When the high school principal at my first teaching job, unaware that he was being politically incorrect, told me I was the most normal cripple he’d ever seen, I knew he meant to compliment me. Odd, I thought, that he would think of me as a cripple. I saw me as a teacher. A good one, too. And a daughter, a sibling. And a friend. But I never thought of myself as a cripple—or even a person with disabilities.

Of course I know I have physical limitations. Nobody with a body as erratically functional as mine could miss the fact that often it’s not working well. So what? I always get the job done. One way or another.

The thing is, we don’t all think alike. Certainly not my friend and I. My disability seems normal to me; it’s simply the way I am—it’s me. Not non-disabled, but me. So my arm doesn’t work. How does that feel? Well, after sixty-two years of this, it feels normal. Does my disability seem normal to her? Probably not. Am I in denial merely because I don’t think of me as she does? Hardly.

So what is it like to be handicapped? Our answers are shaped by our personal experiences, our philosophies—to her it’s one thing, to me, another. Both valid. How I feel inside about disability does not necessarily have to reflect the condition of my body.

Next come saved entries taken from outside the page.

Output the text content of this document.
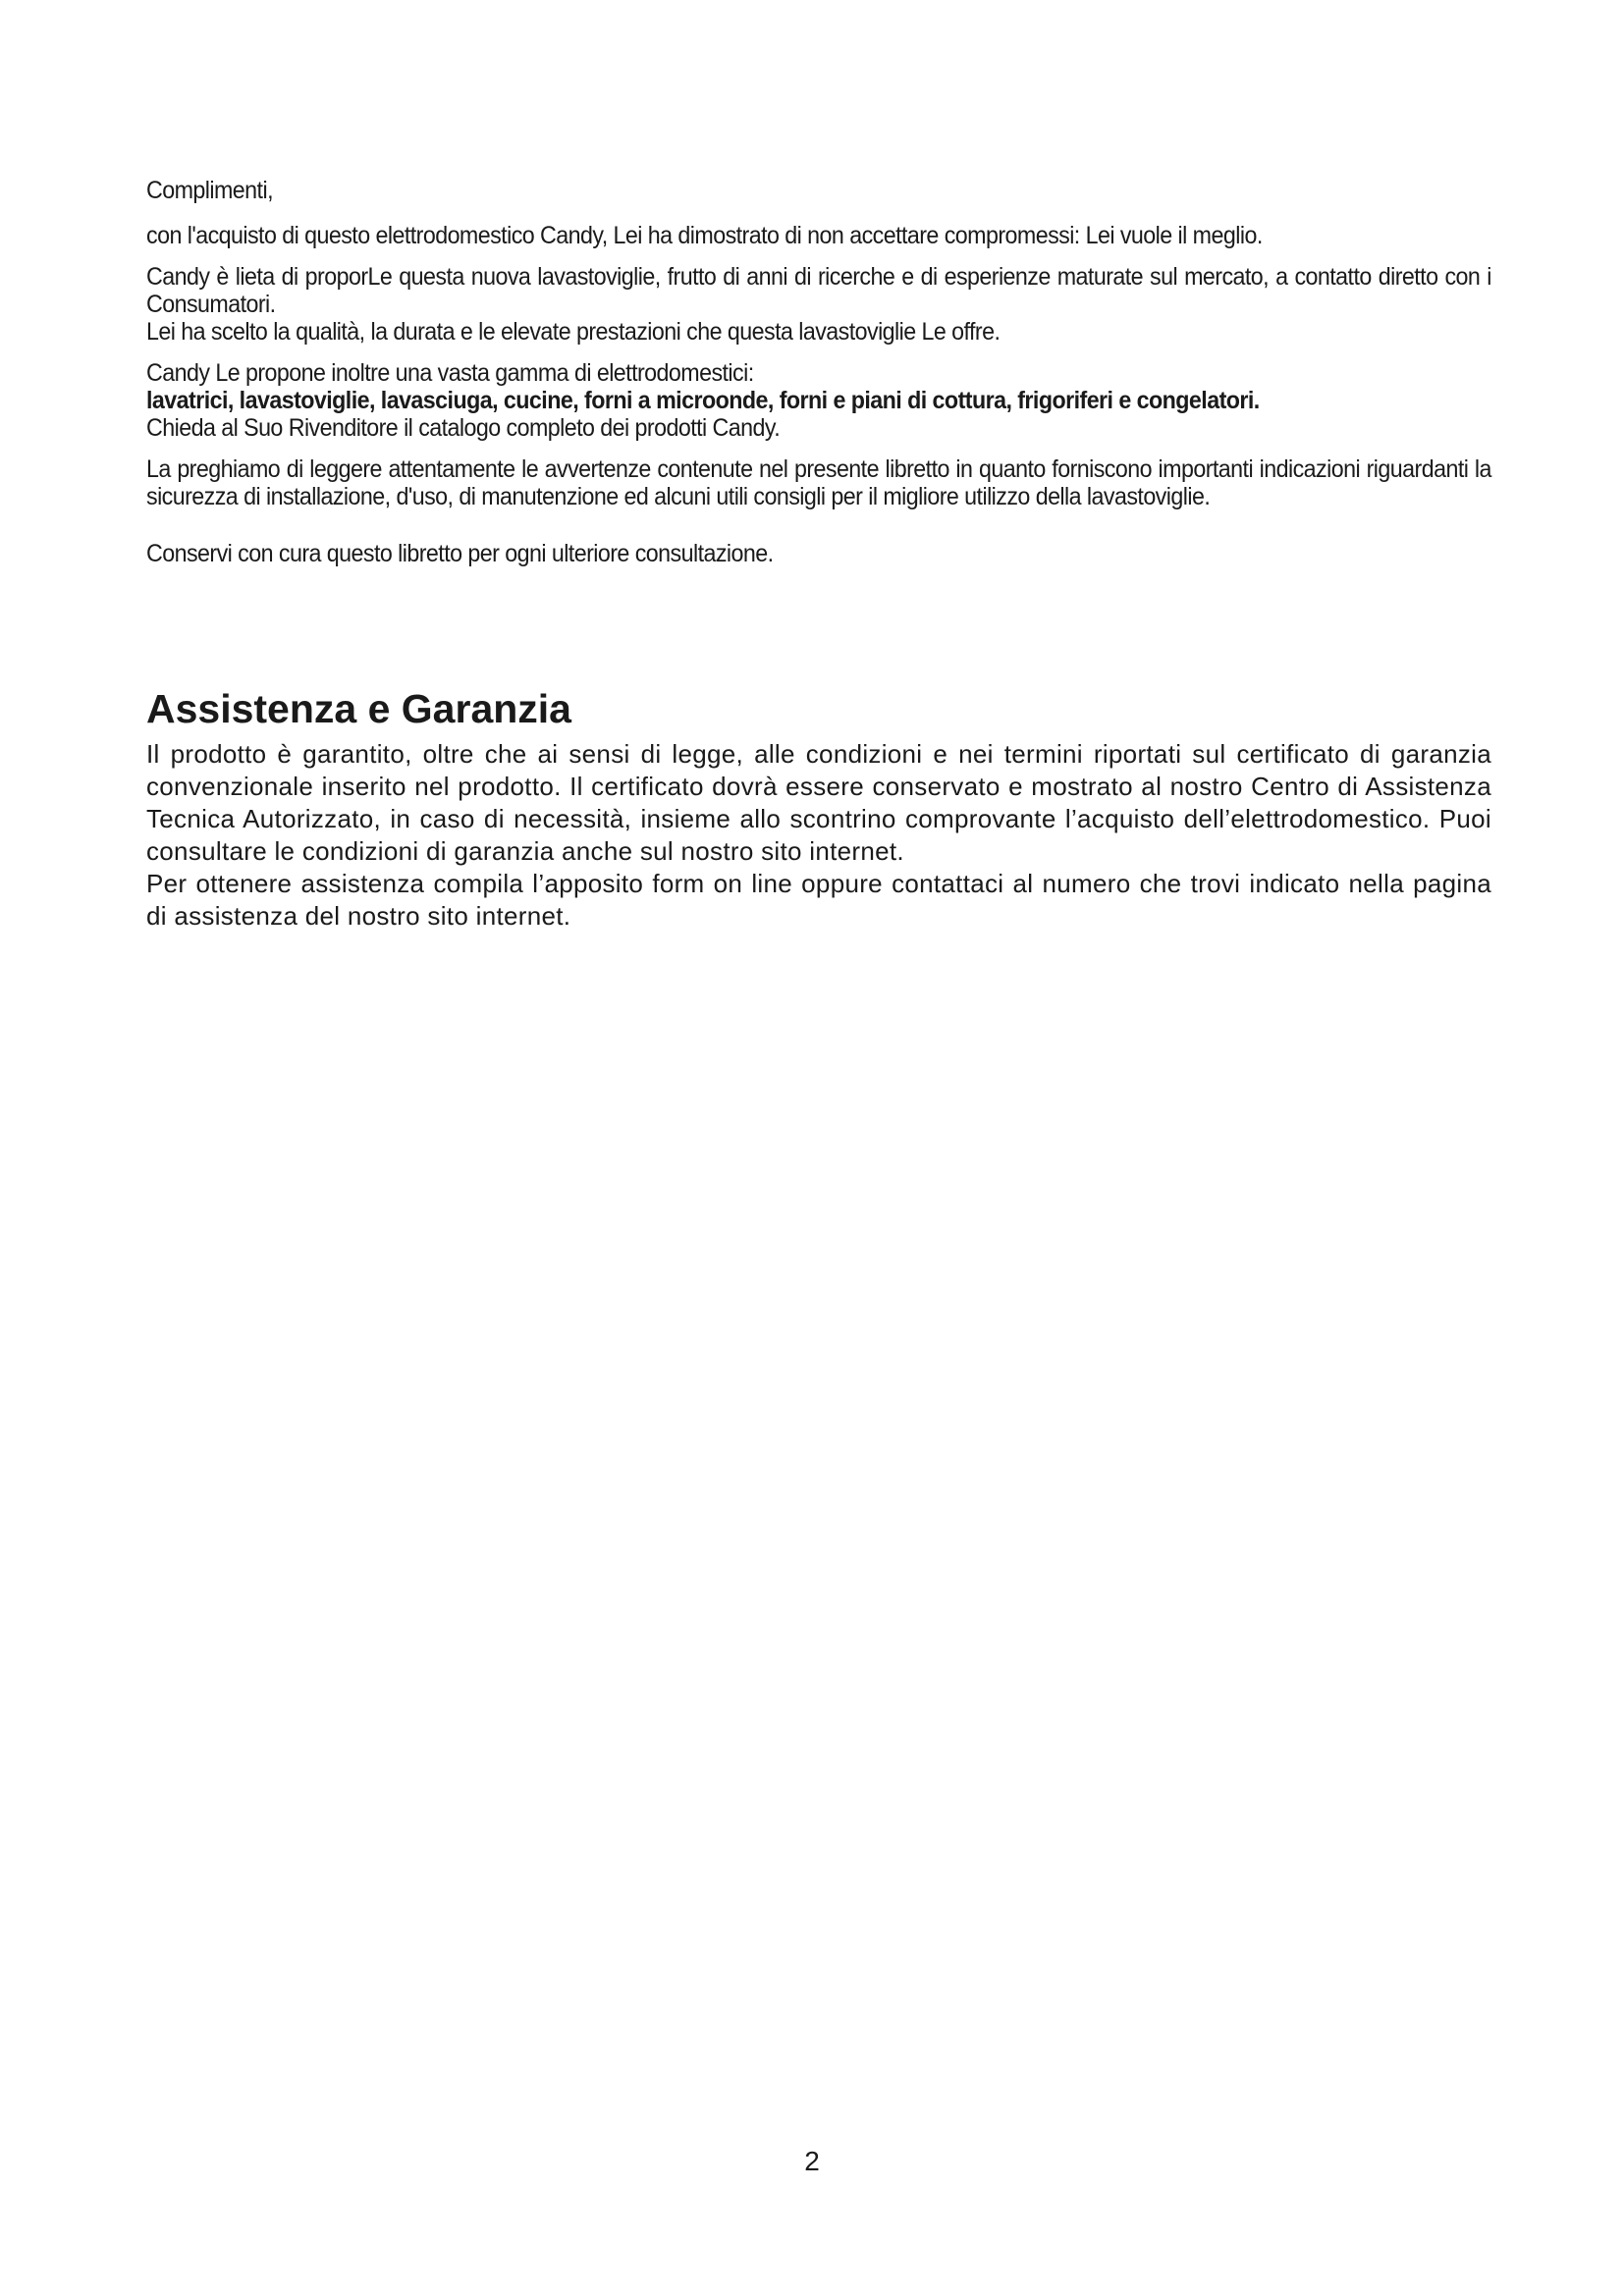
Complimenti,

con l'acquisto di questo elettrodomestico Candy, Lei ha dimostrato di non accettare compromessi: Lei vuole il meglio.

Candy è lieta di proporLe questa nuova lavastoviglie, frutto di anni di ricerche e di esperienze maturate sul mercato, a contatto diretto con i Consumatori.
Lei ha scelto la qualità, la durata e le elevate prestazioni che questa lavastoviglie Le offre.

Candy Le propone inoltre una vasta gamma di elettrodomestici:
lavatrici, lavastoviglie, lavasciuga, cucine, forni a microonde, forni e piani di cottura, frigoriferi e congelatori.
Chieda al Suo Rivenditore il catalogo completo dei prodotti Candy.

La preghiamo di leggere attentamente le avvertenze contenute nel presente libretto in quanto forniscono importanti indicazioni riguardanti la sicurezza di installazione, d'uso, di manutenzione ed alcuni utili consigli per il migliore utilizzo della lavastoviglie.

Conservi con cura questo libretto per ogni ulteriore consultazione.

Assistenza e Garanzia

Il prodotto è garantito, oltre che ai sensi di legge, alle condizioni e nei termini riportati sul certificato di garanzia convenzionale inserito nel prodotto. Il certificato dovrà essere conservato e mostrato al nostro Centro di Assistenza Tecnica Autorizzato, in caso di necessità, insieme allo scontrino comprovante l’acquisto dell’elettrodomestico. Puoi consultare le condizioni di garanzia anche sul nostro sito internet.

Per ottenere assistenza compila l’apposito form on line oppure contattaci al numero che trovi indicato nella pagina di assistenza del nostro sito internet.

2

Years ago I had a doctor who berated me for suggesting that my pain and weakness could be polio-related. “Nonsense,” he said. “I had polio when I was in medical school and nothing like that is happening to me.” He wrote the name of a shrink on a prescription pad and said, “Here. This will help you.” Adios, doc.

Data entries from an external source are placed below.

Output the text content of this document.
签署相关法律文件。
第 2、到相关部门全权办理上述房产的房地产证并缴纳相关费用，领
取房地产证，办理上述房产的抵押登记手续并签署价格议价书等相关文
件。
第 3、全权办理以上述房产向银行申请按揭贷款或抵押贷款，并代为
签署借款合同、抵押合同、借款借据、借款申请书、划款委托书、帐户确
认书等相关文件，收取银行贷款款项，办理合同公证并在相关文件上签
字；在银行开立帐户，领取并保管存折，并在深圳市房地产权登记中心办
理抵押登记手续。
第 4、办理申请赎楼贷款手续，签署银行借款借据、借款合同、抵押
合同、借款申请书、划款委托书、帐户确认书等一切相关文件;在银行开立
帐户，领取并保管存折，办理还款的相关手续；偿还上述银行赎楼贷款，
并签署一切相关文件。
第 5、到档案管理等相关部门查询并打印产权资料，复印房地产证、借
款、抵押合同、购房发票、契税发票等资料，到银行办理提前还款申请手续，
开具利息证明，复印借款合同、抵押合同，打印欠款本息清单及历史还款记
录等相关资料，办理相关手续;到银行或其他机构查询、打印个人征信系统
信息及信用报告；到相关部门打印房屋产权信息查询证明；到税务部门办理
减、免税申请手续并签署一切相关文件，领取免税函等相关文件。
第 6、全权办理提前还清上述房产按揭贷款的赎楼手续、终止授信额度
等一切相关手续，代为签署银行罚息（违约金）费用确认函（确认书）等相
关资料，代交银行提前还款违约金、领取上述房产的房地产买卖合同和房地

Some time later, he ran into my husband at the library. He was retiring, he said, stepping down because he was undergoing symptoms of post-polio syndrome. He apologized. He had seen the light. A bit of revised thinking when it became his dysfunction. Was he learning what it’s like to be handicapped?

Obviously having had polio did not make this man a better “polio” doctor. But I cannot forget that the most amazingly knowledgeable and wonderfully understanding polio doctors in my life were not polio survivors. Did they know how it felt to be handicapped? Does it matter?

Here’s what matters to me: I want independence. I want to be the one to decide. I want to do what I can do. I want to accept me as I am and love the life I live. It’s an attitude. A state of mind.

Do I know what it’s like to be handicapped? Define handicapped.